QUand vous vous trouverez en quelque affliction, quelle qu’elle soit, & que vous suportiez patiemment, gardez-vous bien d’écouter, ni le démon ni votre amour propre, qui excitent dans votre cœur de violens désirs d’être délivré de cette peine. Car votre impatience seroit cause de deux grands maux, l’un que quand vous ne perdriez pas alors tout-à-fait l’habitude de la patience, ce seroit toujours une disposition au vice contraire ; l’autre, que votre patience ne pourroit être qu’imparfaite, & que vous ne seriez récompensé que pour le tems où vous l’auriez exercée, au lieu que si vous n’aviez point souhaité de soulagement, mais que vous eussiez témoigné une résignation entiére à la volonté divine, quand votre peine n’auroit duré qu’un quart-d’heure, Dieu vous en récompenseroit comme d’une longue souffrance.

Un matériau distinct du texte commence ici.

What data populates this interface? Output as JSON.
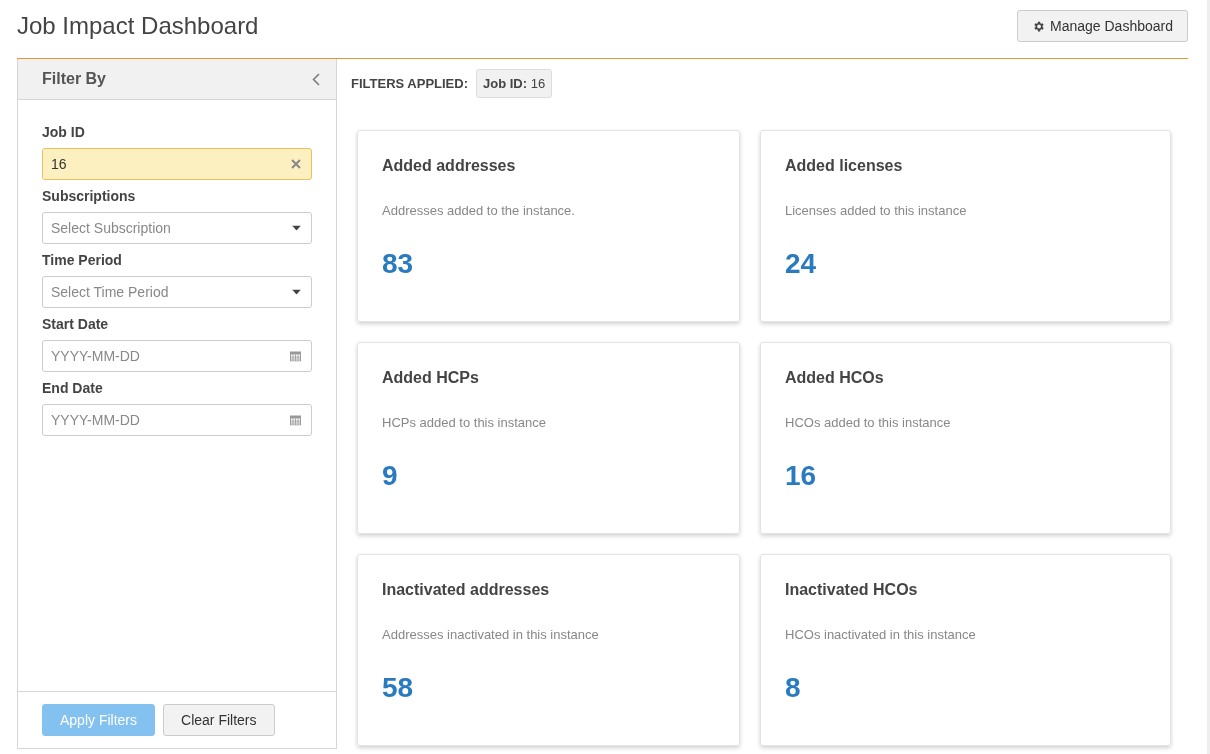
{
  "page": {
    "title": "Job Impact Dashboard"
  },
  "manage_button": {
    "label": "Manage Dashboard"
  },
  "sidebar": {
    "title": "Filter By",
    "fields": [
      {
        "kind": "text",
        "label": "Job ID",
        "value": "16",
        "highlighted": true
      },
      {
        "kind": "select",
        "label": "Subscriptions",
        "placeholder": "Select Subscription"
      },
      {
        "kind": "select",
        "label": "Time Period",
        "placeholder": "Select Time Period"
      },
      {
        "kind": "date",
        "label": "Start Date",
        "placeholder": "YYYY-MM-DD"
      },
      {
        "kind": "date",
        "label": "End Date",
        "placeholder": "YYYY-MM-DD"
      }
    ],
    "buttons": [
      {
        "label": "Apply Filters",
        "kind": "primary",
        "disabled": true
      },
      {
        "label": "Clear Filters",
        "kind": "default",
        "disabled": false
      }
    ]
  },
  "filters_applied": {
    "label": "FILTERS APPLIED:",
    "chips": [
      {
        "key": "Job ID:",
        "value": "16"
      }
    ]
  },
  "cards": [
    {
      "title": "Added addresses",
      "description": "Addresses added to the instance.",
      "value": "83"
    },
    {
      "title": "Added licenses",
      "description": "Licenses added to this instance",
      "value": "24"
    },
    {
      "title": "Added HCPs",
      "description": "HCPs added to this instance",
      "value": "9"
    },
    {
      "title": "Added HCOs",
      "description": "HCOs added to this instance",
      "value": "16"
    },
    {
      "title": "Inactivated addresses",
      "description": "Addresses inactivated in this instance",
      "value": "58"
    },
    {
      "title": "Inactivated HCOs",
      "description": "HCOs inactivated in this instance",
      "value": "8"
    }
  ]
}
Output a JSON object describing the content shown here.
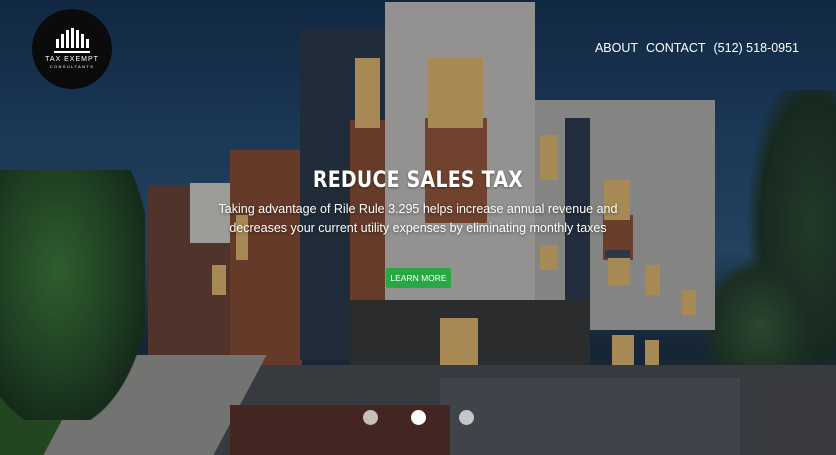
{
  "logo": {
    "line1": "TAX EXEMPT",
    "line2": "CONSULTANTS"
  },
  "nav": {
    "items": [
      "ABOUT",
      "CONTACT",
      "(512) 518-0951"
    ]
  },
  "hero": {
    "headline": "REDUCE SALES TAX",
    "subtext": "Taking advantage of Rile Rule 3.295 helps increase annual revenue and decreases your current utility expenses by eliminating monthly taxes",
    "cta_label": "LEARN MORE",
    "cta_color": "#27a844",
    "background": "photo of modern townhouse building at dusk"
  },
  "carousel": {
    "slide_count": 3,
    "active_index": 1
  }
}
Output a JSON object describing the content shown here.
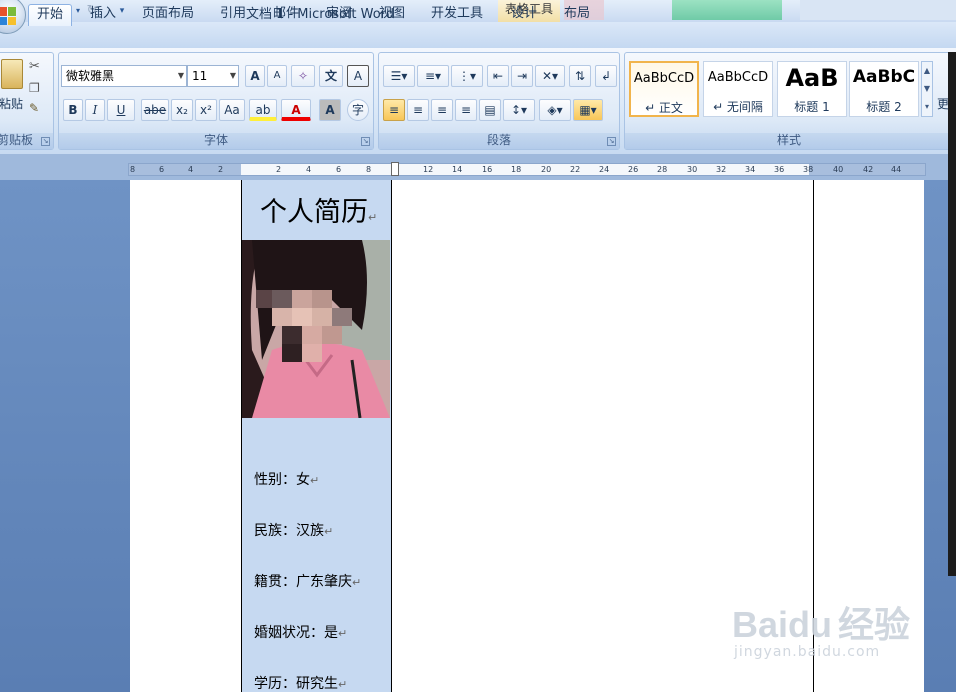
{
  "window": {
    "title": "文档 1 - Microsoft Word",
    "context_tab": "表格工具"
  },
  "tabs": [
    {
      "label": "开始",
      "active": true
    },
    {
      "label": "插入"
    },
    {
      "label": "页面布局"
    },
    {
      "label": "引用"
    },
    {
      "label": "邮件"
    },
    {
      "label": "审阅"
    },
    {
      "label": "视图"
    },
    {
      "label": "开发工具"
    },
    {
      "label": "设计"
    },
    {
      "label": "布局"
    }
  ],
  "ribbon": {
    "clipboard": {
      "label": "剪贴板",
      "paste_label": "粘贴"
    },
    "font": {
      "label": "字体",
      "font_name": "微软雅黑",
      "font_size": "11",
      "grow": "A",
      "shrink": "A",
      "bold": "B",
      "italic": "I",
      "underline": "U",
      "strike": "abe",
      "subscript": "x₂",
      "superscript": "x²",
      "case": "Aa",
      "highlight": "ab",
      "font_color": "A",
      "char_shading": "A",
      "wen": "文",
      "zi": "字"
    },
    "paragraph": {
      "label": "段落"
    },
    "styles": {
      "label": "样式",
      "items": [
        {
          "preview": "AaBbCcD",
          "name": "↵ 正文"
        },
        {
          "preview": "AaBbCcD",
          "name": "↵ 无间隔"
        },
        {
          "preview": "AaB",
          "name": "标题 1"
        },
        {
          "preview": "AaBbC",
          "name": "标题 2"
        }
      ],
      "more": "更"
    }
  },
  "ruler": {
    "ticks": [
      "8",
      "6",
      "4",
      "2",
      "2",
      "4",
      "6",
      "8",
      "12",
      "14",
      "16",
      "18",
      "20",
      "22",
      "24",
      "26",
      "28",
      "30",
      "32",
      "34",
      "36",
      "38",
      "40",
      "42",
      "44"
    ]
  },
  "document": {
    "title": "个人简历",
    "paragraph_mark": "↵",
    "fields": [
      "性别：女",
      "民族：汉族",
      "籍贯：广东肇庆",
      "婚姻状况：是",
      "学历：研究生"
    ]
  },
  "watermark": {
    "brand": "Baidu",
    "cn": "经验",
    "url": "jingyan.baidu.com"
  },
  "colors": {
    "ribbon": "#dbe8f8",
    "cell_fill": "#c6d9f1",
    "accent": "#f1b44c"
  }
}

Prenez donc pour regle générale en toutes choses, de ne vouloir faire que ce que Dieu veut ; de raporter-là tous vos desirs, comme l’unique but où ils doivent tendre : par ce moyen ils deviendront justes & saints ; & quelques accidens qui puissent arriver, non-seulement vous demeurerez tranquile, mais vous joüirez d’un contentement parfait. Car comme il n’arrive rien en ce monde que par l’ordre de la Providence, si vous ne voulez que ce qu’elle veut, vous aurez tout ce que vous désirerez, parce qu’il n’arriyera rien que selon votre volonté.

Ce que je dis ne s’entend pas à la vérité des pechés d’autrui, ni des vôtres, puisque Dieu les a en horreur ; mais il s’entend de toutes sortes de peines, soit qu’elles soient des punitions de vos pechés, ou de simples épreuves de votre vertu, quand même vous en auriez le cœur tout pénetré de douleur, & que vous seriez en danger d’en perdre la vie. Car ces sortes de croix sont celles dont Dieu a coutume de favoriser les meilleurs amis.

Que si vous cherchez quelque adoucissement à votre peine, & que vous usiez pour cela des moyens communs, sans pouvoir vous soulager, il faut vous résoudre à souffrir patiemment un mal, que vous avez essayé en vain de guérir. Il faut même que vous employez ces moyens, qui de soi sont bons, & dont Dieu veut que vous vous serviez dans le besoin ; il faut, dis-je, que vous les employiez par cette seule raison que Dieu le veut, & non par aucune attache pour vous-même, ni par une trop grande passion de vous délivrer des souffrances.